Kate Nash & Childish Gambino
Both the work of Nash, an English chanteuse who boasts Adele’s accent, Lily Allen’s attitude, and Regina Spektor’s arrangements, and the rapper Childish Gambino, a.k.a. “Community” actor Donald Glover, could support independent musicals. But there’s something appealingly zeitgeist-y about pairing the two. This would be the 20something musical, the Brooklyn set and Brooklyn-set. Both artists concern themselves with the tragicomic state of modern dating, exercising a wit, incisiveness and inventiveness above the common make of Top 40 contemporaries. Perhaps the Nash & Gambino musical could feature duel leads who each perform the tunes of the respective songwriters? Perhaps we simply want to hear a “Foundations”/ “Freaks & Geeks” mash-up.





Frank Ocean
The songs on Ocean’s debut album Channel Orange feature protagonists who struggle with issues related to race, class, drugs, and desire. The wonderful “Pyramids,” which takes for its central character a beset stripper; the operatic tale of homosexual unrequited love that is “Bad Religion;” even the album’s melancholy and most successful single, “Thinkin’ Bout You,” could each serve a climactic number. We’re thinking a coming-of-age romance, perhaps one in which the main character has been suddenly thrust from a life of poverty into one of privilege, allowing him to reflect on the place from which he has come (“Crack Rock,” “Pilot Jones”) and comment on the new troubles to which he is now bearing witness (“Sweet Life,” “Super Rich Kids”).




Rufus Wainwright
Wainwright is, simply, one of the best songwriters of the past several decades. Three of his early albums in particular, Poses, Want I and Want II, are exercises in beautiful weirdness best described using a litany of adjectives: theatrical, spiritual, vulgar, sly, melancholy, hilarious. Having written 11 albums and an opera, Wainwright’s body of work is large enough to provide screenwriters with plenty of potential storylines.

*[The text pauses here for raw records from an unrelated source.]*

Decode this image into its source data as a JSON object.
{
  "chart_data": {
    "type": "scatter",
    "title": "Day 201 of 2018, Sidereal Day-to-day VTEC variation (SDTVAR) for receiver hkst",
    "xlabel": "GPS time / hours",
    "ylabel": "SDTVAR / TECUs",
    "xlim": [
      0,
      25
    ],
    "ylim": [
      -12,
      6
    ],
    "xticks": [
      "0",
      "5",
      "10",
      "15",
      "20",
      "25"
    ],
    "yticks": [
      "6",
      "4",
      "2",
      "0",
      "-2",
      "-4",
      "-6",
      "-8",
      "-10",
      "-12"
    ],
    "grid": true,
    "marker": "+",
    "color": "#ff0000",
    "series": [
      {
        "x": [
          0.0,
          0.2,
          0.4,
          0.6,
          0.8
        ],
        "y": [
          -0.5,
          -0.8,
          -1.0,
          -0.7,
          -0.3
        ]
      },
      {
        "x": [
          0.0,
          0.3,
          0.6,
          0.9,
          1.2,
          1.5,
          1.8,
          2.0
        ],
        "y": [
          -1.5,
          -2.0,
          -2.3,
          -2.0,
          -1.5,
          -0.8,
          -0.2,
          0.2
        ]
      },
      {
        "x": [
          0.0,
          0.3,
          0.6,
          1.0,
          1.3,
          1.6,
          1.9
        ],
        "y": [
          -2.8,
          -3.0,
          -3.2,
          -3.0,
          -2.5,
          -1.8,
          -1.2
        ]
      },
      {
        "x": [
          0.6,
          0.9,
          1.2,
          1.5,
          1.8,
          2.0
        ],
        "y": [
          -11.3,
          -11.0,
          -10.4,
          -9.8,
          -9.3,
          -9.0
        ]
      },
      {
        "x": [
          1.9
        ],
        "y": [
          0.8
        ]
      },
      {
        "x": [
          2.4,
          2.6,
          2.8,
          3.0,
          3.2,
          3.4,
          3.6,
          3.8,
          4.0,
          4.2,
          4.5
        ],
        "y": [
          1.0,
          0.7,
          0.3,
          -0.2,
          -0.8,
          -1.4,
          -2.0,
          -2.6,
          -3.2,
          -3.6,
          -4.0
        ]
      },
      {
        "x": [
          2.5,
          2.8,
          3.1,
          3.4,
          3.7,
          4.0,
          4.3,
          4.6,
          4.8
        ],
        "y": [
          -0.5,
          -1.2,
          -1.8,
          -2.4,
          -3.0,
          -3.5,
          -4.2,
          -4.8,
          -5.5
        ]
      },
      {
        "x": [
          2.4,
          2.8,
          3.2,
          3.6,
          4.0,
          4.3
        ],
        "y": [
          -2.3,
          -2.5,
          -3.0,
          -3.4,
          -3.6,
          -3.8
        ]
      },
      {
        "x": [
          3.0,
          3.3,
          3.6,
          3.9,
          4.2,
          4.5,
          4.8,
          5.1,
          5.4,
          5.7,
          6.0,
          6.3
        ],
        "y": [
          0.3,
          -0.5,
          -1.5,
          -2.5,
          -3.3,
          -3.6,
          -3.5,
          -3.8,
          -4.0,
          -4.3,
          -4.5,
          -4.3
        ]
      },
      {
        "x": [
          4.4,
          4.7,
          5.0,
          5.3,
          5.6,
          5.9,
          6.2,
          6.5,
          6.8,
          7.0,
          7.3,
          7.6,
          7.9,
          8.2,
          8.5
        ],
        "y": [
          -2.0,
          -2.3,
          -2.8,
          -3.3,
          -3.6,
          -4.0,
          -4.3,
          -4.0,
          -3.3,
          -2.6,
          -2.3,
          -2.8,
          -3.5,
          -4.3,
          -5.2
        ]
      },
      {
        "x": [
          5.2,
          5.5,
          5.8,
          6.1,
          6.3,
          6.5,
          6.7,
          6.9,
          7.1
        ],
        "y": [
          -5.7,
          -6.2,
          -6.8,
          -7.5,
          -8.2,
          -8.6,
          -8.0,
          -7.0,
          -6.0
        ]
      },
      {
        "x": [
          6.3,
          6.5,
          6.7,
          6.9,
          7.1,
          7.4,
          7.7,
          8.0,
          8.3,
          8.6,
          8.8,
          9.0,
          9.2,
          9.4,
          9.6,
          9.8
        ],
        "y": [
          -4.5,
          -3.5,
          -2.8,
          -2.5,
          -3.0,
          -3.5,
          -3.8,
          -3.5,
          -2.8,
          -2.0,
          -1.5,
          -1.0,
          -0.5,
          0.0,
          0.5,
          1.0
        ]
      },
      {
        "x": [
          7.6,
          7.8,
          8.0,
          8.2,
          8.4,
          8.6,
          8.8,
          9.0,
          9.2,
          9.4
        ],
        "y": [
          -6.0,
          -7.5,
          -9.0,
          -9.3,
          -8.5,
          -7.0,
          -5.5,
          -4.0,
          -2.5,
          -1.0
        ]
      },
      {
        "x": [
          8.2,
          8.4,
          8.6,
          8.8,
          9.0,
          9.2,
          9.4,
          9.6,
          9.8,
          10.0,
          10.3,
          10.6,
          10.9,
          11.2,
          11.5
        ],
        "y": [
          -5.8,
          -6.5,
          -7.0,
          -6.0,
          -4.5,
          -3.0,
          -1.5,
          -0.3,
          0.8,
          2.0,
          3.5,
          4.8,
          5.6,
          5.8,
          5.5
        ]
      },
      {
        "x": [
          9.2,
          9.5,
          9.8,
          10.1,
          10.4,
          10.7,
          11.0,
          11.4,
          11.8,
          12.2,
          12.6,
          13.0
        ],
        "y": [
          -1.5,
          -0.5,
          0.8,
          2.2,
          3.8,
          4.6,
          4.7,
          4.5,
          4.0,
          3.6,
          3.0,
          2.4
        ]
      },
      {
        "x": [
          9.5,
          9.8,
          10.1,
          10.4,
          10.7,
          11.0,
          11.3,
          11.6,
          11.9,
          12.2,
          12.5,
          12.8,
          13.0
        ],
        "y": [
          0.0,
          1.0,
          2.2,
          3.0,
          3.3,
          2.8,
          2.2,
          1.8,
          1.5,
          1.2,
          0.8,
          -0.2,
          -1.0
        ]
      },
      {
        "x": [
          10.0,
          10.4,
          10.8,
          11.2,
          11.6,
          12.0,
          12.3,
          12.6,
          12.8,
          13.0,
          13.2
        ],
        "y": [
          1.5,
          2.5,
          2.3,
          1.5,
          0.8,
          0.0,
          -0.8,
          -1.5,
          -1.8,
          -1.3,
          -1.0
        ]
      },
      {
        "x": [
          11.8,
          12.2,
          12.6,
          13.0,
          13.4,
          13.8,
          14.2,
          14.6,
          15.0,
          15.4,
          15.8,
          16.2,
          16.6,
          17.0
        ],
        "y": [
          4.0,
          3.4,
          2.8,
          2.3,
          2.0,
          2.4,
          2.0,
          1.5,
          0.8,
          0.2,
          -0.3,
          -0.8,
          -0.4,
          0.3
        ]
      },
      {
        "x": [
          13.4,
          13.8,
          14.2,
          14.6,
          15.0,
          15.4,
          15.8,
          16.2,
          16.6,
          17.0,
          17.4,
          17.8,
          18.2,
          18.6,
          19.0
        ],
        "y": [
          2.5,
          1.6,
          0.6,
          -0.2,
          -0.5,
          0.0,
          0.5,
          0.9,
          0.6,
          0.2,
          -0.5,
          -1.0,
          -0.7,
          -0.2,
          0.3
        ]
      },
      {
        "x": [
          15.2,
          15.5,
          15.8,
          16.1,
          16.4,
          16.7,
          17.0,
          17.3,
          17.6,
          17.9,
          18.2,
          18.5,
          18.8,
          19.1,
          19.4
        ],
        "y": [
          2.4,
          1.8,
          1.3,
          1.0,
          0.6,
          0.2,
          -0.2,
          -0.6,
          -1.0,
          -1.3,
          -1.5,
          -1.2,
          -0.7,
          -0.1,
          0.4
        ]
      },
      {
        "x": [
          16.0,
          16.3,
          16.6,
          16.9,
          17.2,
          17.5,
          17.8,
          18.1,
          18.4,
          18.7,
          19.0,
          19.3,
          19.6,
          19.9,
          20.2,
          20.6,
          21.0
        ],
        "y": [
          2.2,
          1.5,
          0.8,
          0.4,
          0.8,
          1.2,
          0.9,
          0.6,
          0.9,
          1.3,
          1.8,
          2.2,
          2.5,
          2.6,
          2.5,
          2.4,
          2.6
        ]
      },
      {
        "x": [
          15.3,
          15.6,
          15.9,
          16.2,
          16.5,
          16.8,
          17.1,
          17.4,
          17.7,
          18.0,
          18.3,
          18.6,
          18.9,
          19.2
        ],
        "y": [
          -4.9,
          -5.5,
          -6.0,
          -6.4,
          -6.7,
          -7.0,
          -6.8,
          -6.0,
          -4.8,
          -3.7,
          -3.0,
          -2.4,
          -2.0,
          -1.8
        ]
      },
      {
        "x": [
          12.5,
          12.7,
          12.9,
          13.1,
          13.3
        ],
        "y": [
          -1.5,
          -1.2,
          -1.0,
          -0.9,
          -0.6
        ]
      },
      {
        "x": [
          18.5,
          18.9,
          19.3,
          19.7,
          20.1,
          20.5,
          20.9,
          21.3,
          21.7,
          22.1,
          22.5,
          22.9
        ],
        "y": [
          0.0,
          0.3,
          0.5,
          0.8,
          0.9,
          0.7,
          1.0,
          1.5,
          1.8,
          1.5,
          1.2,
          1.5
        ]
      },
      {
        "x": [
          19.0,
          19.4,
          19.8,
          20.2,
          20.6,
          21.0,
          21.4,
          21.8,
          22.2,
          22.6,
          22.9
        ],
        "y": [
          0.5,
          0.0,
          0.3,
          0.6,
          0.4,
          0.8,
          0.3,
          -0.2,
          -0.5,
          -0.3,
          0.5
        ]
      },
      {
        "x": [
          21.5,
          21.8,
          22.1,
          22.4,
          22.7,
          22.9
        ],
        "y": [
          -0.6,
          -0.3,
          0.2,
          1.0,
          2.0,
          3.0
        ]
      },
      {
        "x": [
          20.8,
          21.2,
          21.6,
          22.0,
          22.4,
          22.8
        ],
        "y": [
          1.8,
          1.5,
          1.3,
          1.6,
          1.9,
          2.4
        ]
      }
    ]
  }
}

Given his tongue-in-cheek humor, which is of the sort that would fashion a double-entendre out of the aforementioned phrase, we would suggest a black comedy.



Leonard Cohen
It’s surprising no one has yet written a Leonard Cohen musical, or that the prolific writer himself never attempted the feat. His songs have already featured in a number of films, from McCabe & Mrs. Miller to Natural Born Killers. If Wainwright is one of the best songwriters of the past several decades, Cohen – whose daughter, Lorca, is the biological mother of the daughter Wainwright is raising with his partner Jorn Weisbrodt, Viva Katherine Wainwright Cohen – is one of the cleverest and loveliest lyricists of the past half-century. The LC musical would likely be a reflective affair, but the spiritualist has several  up-tempo works that could serve a dance number or two, notably “The Future” and “Everybody Knows.” We’re partial to “Chelsea Hotel No. 2,” the song Cohen wrote about Janice Joplin. A musical about the talented and the doomed, or, as Cohen sings, those “fallen robins?” Endless potential.


 

Spoon
After the fast sink of the cinematic Rock of Ages, a rock-inspired musical may give many a studio exec pause. But the eminent sing-ability of Spoon’s work, particularly hits “Don’t Make Me A Target,” “The Underdog,” and “You Got Yr. Cherrybomb” from the album Ga Ga Ga Ga Ga, plus the widespread familiarity the band enjoys with the teen-to-20something crowd (Spoon’s songs have appeared in “Scrubs,” “How I Met Your Mother,” and, most definitively for its breakout success, “The O.C.”), could just be the perfect, successful combination. A kind of Monkees-esque flick that sees a bunch of likeable guys pal-ing around and singing catchy song after rock tune sounds like great alternative summer programming to the slow and steady march of Marvel films to which we’re to be treated through 2020.